Liputan6.com, New York - Harga minyak jatuh di tengah keraguan langkah OPEC untuk memotong produksi akan berlanjut setelah Irak mengisyaratkan ingin dikecualikan dari perjanjian tersebut.
Melansir laman Wall Street Journal, Selasa (25/10/2016), harga minyak mentah jenis light sweet untuk pengiriman Desember ditutup turun 33 sen atau 0,6 persen menjadi US$ 50,52 per barel di New York Mercantile Exchange.
Harga minyak AS hampir jatuh ke posisi terendah US$ 49,62 per barel sebelum rebound sepanjang siang.
Sementara Brent, patokan global, turun 32 sen atau 0,6 persen menjadi US$ 51,46 per barel.
Advertisement
Baca Juga
Harga minyak turun usai pejabat minyak Irak mengatakan mereka tidak akan kembali dalam usulan pengurangan output, yang saat ini berada pada 4,77 juta barel per hari.
Irak merupakan anggota terbesar kedua penghasil minyak dalam OPEC setelah Saudi Arabia, yang membuat komitmen untuk memotong produksi minyaknya.
"Pergeseran (keinginan) oleh produsen terbesar kedua OPEC ini bisa menjadi deal breaker," kata Tim Evans, analis di Citi Futures Perspective di New York.
Anggota OPEC Iran, Libya dan Nigeria sudah diperkirakan akan dibebaskan dari kesepakatan itu. Sementara Rusia juga kemungkinan akan bergabung tindakan untuk mengekang produksi.
"Ada risiko bahwa penolakan Irak bisa memicu efek domino bahwa produsen lain akan meminta untuk dibebaskan dari pemotongan juga," kata Gao Jian, analis energi SCI Internasional.

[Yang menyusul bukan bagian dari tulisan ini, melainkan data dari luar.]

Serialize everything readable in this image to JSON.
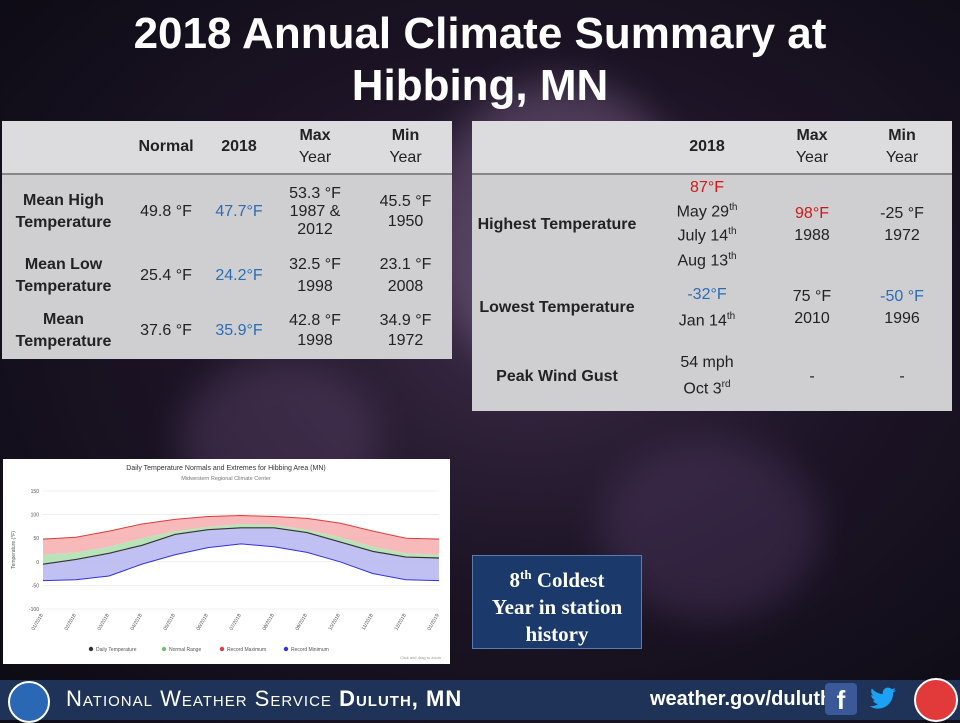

Di sisi lain, Enterprise Products Partners mengumumkan terjadinya kebocoran di Seaway Pipeline, yang membawa 400 ribu barel minyak per hari ke Pantai Teluk dari Cushing, Oklahoma yakni Hub untuk minyak AS.
Beberapa mengkhawatirkan kondisi cadangan pasokan minyak dan menyebabkan harga AS jatuh lebih jauh daripada harga internasional.
Harga minyak juga berada di bawah tekanan karena jumlah rig minyak aktif di AS terus naik. Pekan lalu, jumlah minyak rig naik 11 ke 443, menurut perusahaan jasa ladang minyak Baker Hughes Inc.